Created attachment 183954 [details] patch This is now using a Contributor class instead of a simple string
(In reply to comment #6) > (In reply to comment #4) > > > a) what if we store references to contributor [URIs] ... > > What about we store simply the Bundle-Instance itself? > > We'll need to be able to serialize this field. > Why serialize, I currently defined it as transient in the EMF model. Serialization is only needed if we switch from delta to storeing the comlete model.
Well we could address this thing all together including our URI stuff for Contribution. What about we add the following class: class BundleURI { String bundle; String version; } class ClassURI extends BundleURI { String sourceType; // Java, JavaScript, ... String className; // fully qualified Java-Class, ... }
(In reply to comment #3) > Nicely done! Some things that might not work well in a long run: > > - Representation of contributors > The patch identifies contributor by a bundle's symbolic name.

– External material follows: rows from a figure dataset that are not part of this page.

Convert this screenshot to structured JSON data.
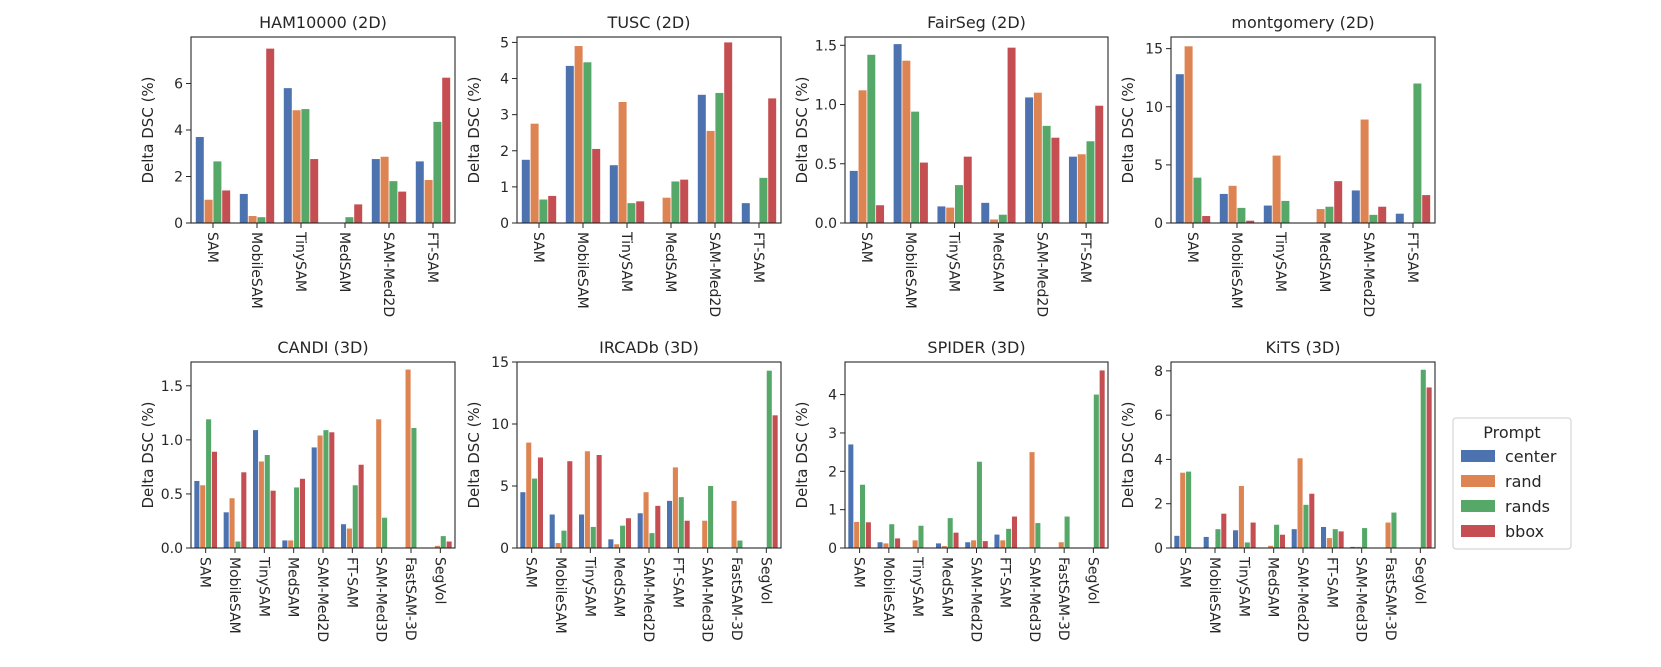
{
  "legend": {
    "title": "Prompt",
    "entries": [
      {
        "name": "center",
        "color": "#4c72b0"
      },
      {
        "name": "rand",
        "color": "#dd8452"
      },
      {
        "name": "rands",
        "color": "#55a868"
      },
      {
        "name": "bbox",
        "color": "#c44e52"
      }
    ]
  },
  "chart_data": [
    {
      "type": "bar",
      "title": "HAM10000 (2D)",
      "ylabel": "Delta DSC (%)",
      "ylim": [
        0,
        8
      ],
      "yticks": [
        0,
        2,
        4,
        6
      ],
      "categories": [
        "SAM",
        "MobileSAM",
        "TinySAM",
        "MedSAM",
        "SAM-Med2D",
        "FT-SAM"
      ],
      "series": [
        {
          "name": "center",
          "values": [
            3.7,
            1.25,
            5.8,
            0.0,
            2.75,
            2.65
          ]
        },
        {
          "name": "rand",
          "values": [
            1.0,
            0.3,
            4.85,
            0.0,
            2.85,
            1.85
          ]
        },
        {
          "name": "rands",
          "values": [
            2.65,
            0.25,
            4.9,
            0.25,
            1.8,
            4.35
          ]
        },
        {
          "name": "bbox",
          "values": [
            1.4,
            7.5,
            2.75,
            0.8,
            1.35,
            6.25
          ]
        }
      ]
    },
    {
      "type": "bar",
      "title": "TUSC (2D)",
      "ylabel": "Delta DSC (%)",
      "ylim": [
        0,
        5.15
      ],
      "yticks": [
        0,
        1,
        2,
        3,
        4,
        5
      ],
      "categories": [
        "SAM",
        "MobileSAM",
        "TinySAM",
        "MedSAM",
        "SAM-Med2D",
        "FT-SAM"
      ],
      "series": [
        {
          "name": "center",
          "values": [
            1.75,
            4.35,
            1.6,
            0.0,
            3.55,
            0.55
          ]
        },
        {
          "name": "rand",
          "values": [
            2.75,
            4.9,
            3.35,
            0.7,
            2.55,
            0.0
          ]
        },
        {
          "name": "rands",
          "values": [
            0.65,
            4.45,
            0.55,
            1.15,
            3.6,
            1.25
          ]
        },
        {
          "name": "bbox",
          "values": [
            0.75,
            2.05,
            0.6,
            1.2,
            5.0,
            3.45
          ]
        }
      ]
    },
    {
      "type": "bar",
      "title": "FairSeg (2D)",
      "ylabel": "Delta DSC (%)",
      "ylim": [
        0,
        1.57
      ],
      "yticks": [
        0.0,
        0.5,
        1.0,
        1.5
      ],
      "categories": [
        "SAM",
        "MobileSAM",
        "TinySAM",
        "MedSAM",
        "SAM-Med2D",
        "FT-SAM"
      ],
      "series": [
        {
          "name": "center",
          "values": [
            0.44,
            1.51,
            0.14,
            0.17,
            1.06,
            0.56
          ]
        },
        {
          "name": "rand",
          "values": [
            1.12,
            1.37,
            0.13,
            0.03,
            1.1,
            0.58
          ]
        },
        {
          "name": "rands",
          "values": [
            1.42,
            0.94,
            0.32,
            0.07,
            0.82,
            0.69
          ]
        },
        {
          "name": "bbox",
          "values": [
            0.15,
            0.51,
            0.56,
            1.48,
            0.72,
            0.99
          ]
        }
      ]
    },
    {
      "type": "bar",
      "title": "montgomery (2D)",
      "ylabel": "Delta DSC (%)",
      "ylim": [
        0,
        16
      ],
      "yticks": [
        0,
        5,
        10,
        15
      ],
      "categories": [
        "SAM",
        "MobileSAM",
        "TinySAM",
        "MedSAM",
        "SAM-Med2D",
        "FT-SAM"
      ],
      "series": [
        {
          "name": "center",
          "values": [
            12.8,
            2.5,
            1.5,
            0.0,
            2.8,
            0.8
          ]
        },
        {
          "name": "rand",
          "values": [
            15.2,
            3.2,
            5.8,
            1.2,
            8.9,
            0.0
          ]
        },
        {
          "name": "rands",
          "values": [
            3.9,
            1.3,
            1.9,
            1.4,
            0.7,
            12.0
          ]
        },
        {
          "name": "bbox",
          "values": [
            0.6,
            0.2,
            0.0,
            3.6,
            1.4,
            2.4
          ]
        }
      ]
    },
    {
      "type": "bar",
      "title": "CANDI (3D)",
      "ylabel": "Delta DSC (%)",
      "ylim": [
        0,
        1.72
      ],
      "yticks": [
        0.0,
        0.5,
        1.0,
        1.5
      ],
      "categories": [
        "SAM",
        "MobileSAM",
        "TinySAM",
        "MedSAM",
        "SAM-Med2D",
        "FT-SAM",
        "SAM-Med3D",
        "FastSAM-3D",
        "SegVol"
      ],
      "series": [
        {
          "name": "center",
          "values": [
            0.62,
            0.33,
            1.09,
            0.07,
            0.93,
            0.22,
            0.0,
            0.0,
            0.0
          ]
        },
        {
          "name": "rand",
          "values": [
            0.58,
            0.46,
            0.8,
            0.07,
            1.04,
            0.18,
            1.19,
            1.65,
            0.02
          ]
        },
        {
          "name": "rands",
          "values": [
            1.19,
            0.06,
            0.86,
            0.56,
            1.09,
            0.58,
            0.28,
            1.11,
            0.11
          ]
        },
        {
          "name": "bbox",
          "values": [
            0.89,
            0.7,
            0.53,
            0.64,
            1.07,
            0.77,
            0.0,
            0.0,
            0.06
          ]
        }
      ]
    },
    {
      "type": "bar",
      "title": "IRCADb (3D)",
      "ylabel": "Delta DSC (%)",
      "ylim": [
        0,
        15
      ],
      "yticks": [
        0,
        5,
        10,
        15
      ],
      "categories": [
        "SAM",
        "MobileSAM",
        "TinySAM",
        "MedSAM",
        "SAM-Med2D",
        "FT-SAM",
        "SAM-Med3D",
        "FastSAM-3D",
        "SegVol"
      ],
      "series": [
        {
          "name": "center",
          "values": [
            4.5,
            2.7,
            2.7,
            0.7,
            2.8,
            3.8,
            0.0,
            0.0,
            0.0
          ]
        },
        {
          "name": "rand",
          "values": [
            8.5,
            0.4,
            7.8,
            0.3,
            4.5,
            6.5,
            2.2,
            3.8,
            0.0
          ]
        },
        {
          "name": "rands",
          "values": [
            5.6,
            1.4,
            1.7,
            1.8,
            1.2,
            4.1,
            5.0,
            0.6,
            14.3
          ]
        },
        {
          "name": "bbox",
          "values": [
            7.3,
            7.0,
            7.5,
            2.4,
            3.4,
            2.2,
            0.0,
            0.0,
            10.7
          ]
        }
      ]
    },
    {
      "type": "bar",
      "title": "SPIDER (3D)",
      "ylabel": "Delta DSC (%)",
      "ylim": [
        0,
        4.85
      ],
      "yticks": [
        0,
        1,
        2,
        3,
        4
      ],
      "categories": [
        "SAM",
        "MobileSAM",
        "TinySAM",
        "MedSAM",
        "SAM-Med2D",
        "FT-SAM",
        "SAM-Med3D",
        "FastSAM-3D",
        "SegVol"
      ],
      "series": [
        {
          "name": "center",
          "values": [
            2.7,
            0.15,
            0.0,
            0.12,
            0.15,
            0.35,
            0.0,
            0.0,
            0.0
          ]
        },
        {
          "name": "rand",
          "values": [
            0.68,
            0.12,
            0.2,
            0.05,
            0.2,
            0.2,
            2.5,
            0.15,
            0.0
          ]
        },
        {
          "name": "rands",
          "values": [
            1.65,
            0.62,
            0.58,
            0.78,
            2.25,
            0.5,
            0.65,
            0.82,
            4.0
          ]
        },
        {
          "name": "bbox",
          "values": [
            0.67,
            0.25,
            0.0,
            0.4,
            0.18,
            0.82,
            0.0,
            0.0,
            4.63
          ]
        }
      ]
    },
    {
      "type": "bar",
      "title": "KiTS (3D)",
      "ylabel": "Delta DSC (%)",
      "ylim": [
        0,
        8.4
      ],
      "yticks": [
        0,
        2,
        4,
        6,
        8
      ],
      "categories": [
        "SAM",
        "MobileSAM",
        "TinySAM",
        "MedSAM",
        "SAM-Med2D",
        "FT-SAM",
        "SAM-Med3D",
        "FastSAM-3D",
        "SegVol"
      ],
      "series": [
        {
          "name": "center",
          "values": [
            0.55,
            0.5,
            0.8,
            0.0,
            0.85,
            0.95,
            0.05,
            0.0,
            0.0
          ]
        },
        {
          "name": "rand",
          "values": [
            3.4,
            0.0,
            2.8,
            0.1,
            4.05,
            0.45,
            0.05,
            1.15,
            0.0
          ]
        },
        {
          "name": "rands",
          "values": [
            3.45,
            0.85,
            0.25,
            1.05,
            1.95,
            0.85,
            0.9,
            1.6,
            8.05
          ]
        },
        {
          "name": "bbox",
          "values": [
            0.0,
            1.55,
            1.15,
            0.6,
            2.45,
            0.75,
            0.0,
            0.0,
            7.25
          ]
        }
      ]
    }
  ]
}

Unless bundles > are singletons, a version is also needed to backtrack the contributor. (See, > for instance, RegistryContributor class.) > Also, there are two places that use URI.segment(1) - expecting that all URIs > we'll see are platform URIs. That is true today, but likely going to change, > see, for instance, bug 307458. Just rethinking this: I'm not sure having none singleton bundles contributing model elements? I think using String.intern() shouldn't be that big of a problem because we don't have very many different bundles do we?
What if we say that contributors are represented by URIs and leave API side at that? Then the model keeps URI or String, no need for special model element to keep Contributor. Add to that two utility methods URI <-> Bundle and we are done (aside from the ugly duplication of strings all over): - method to get the OSGi bundle from contributor URI (or null, if it is not a bundle) - method to create contributor URI from an OSGi Bundle. ==== The duplication of strings still prevents me from having warm and fuzzy feeling about this. There are about 3,000 elements currently being created on 4.1SDK startup; we have products based on 3.x that are two orders of magnitude bigger then that. The string interning is something I'd avoid using on a large scale for reasons in the comment 6. The only semi-elegant solution that comes to mind is to keep two tables in a lazy-loading & partially-loaded state: <root model elment Id> -> contributor + calculated and cached <non-root model element Id> -> contributor <contributor> -> list of model element IDs conceptually similarly to what we do in the extension registry The re-parenting on model elements would have to have triggers to update information of re-parented elements.
I agree on the fact that we should use a String (ApplicationElement#contributor: String) but I don't share resevations against String intern. How many bundles are those big products made off? I don't expect to have more than 500 different bundles *contribute to our model*. If we take the Eclipse SDK where no more than 200 bundles (I guess it is much less who really contribute model elements) make up the ratio is 1/15. Which Strings did you interned in extension registry? The reparenting idea though it sounds good is IMHO too complex and error prone we can much easier protect our model if every element keeps its contributor (e.g once set one can't reset the value, ...)
Created attachment 186297 [details] Patch v2 How about this one? I use platform URIs in String form and do #intern(). Probably will need to be adjusted in future, but its better to have some XMI translation even if it is not optimal then none.
Why not doing the intern() in the model, this would even intern things when we save and restore?
Created attachment 186398 [details] Patch v3 (In reply to comment #14) > Why not doing the intern() in the model, this would even intern things when we > save and restore? Yes, good point. I updated the patch to do that.
Patch applied to CVS Head. Thanks Tom!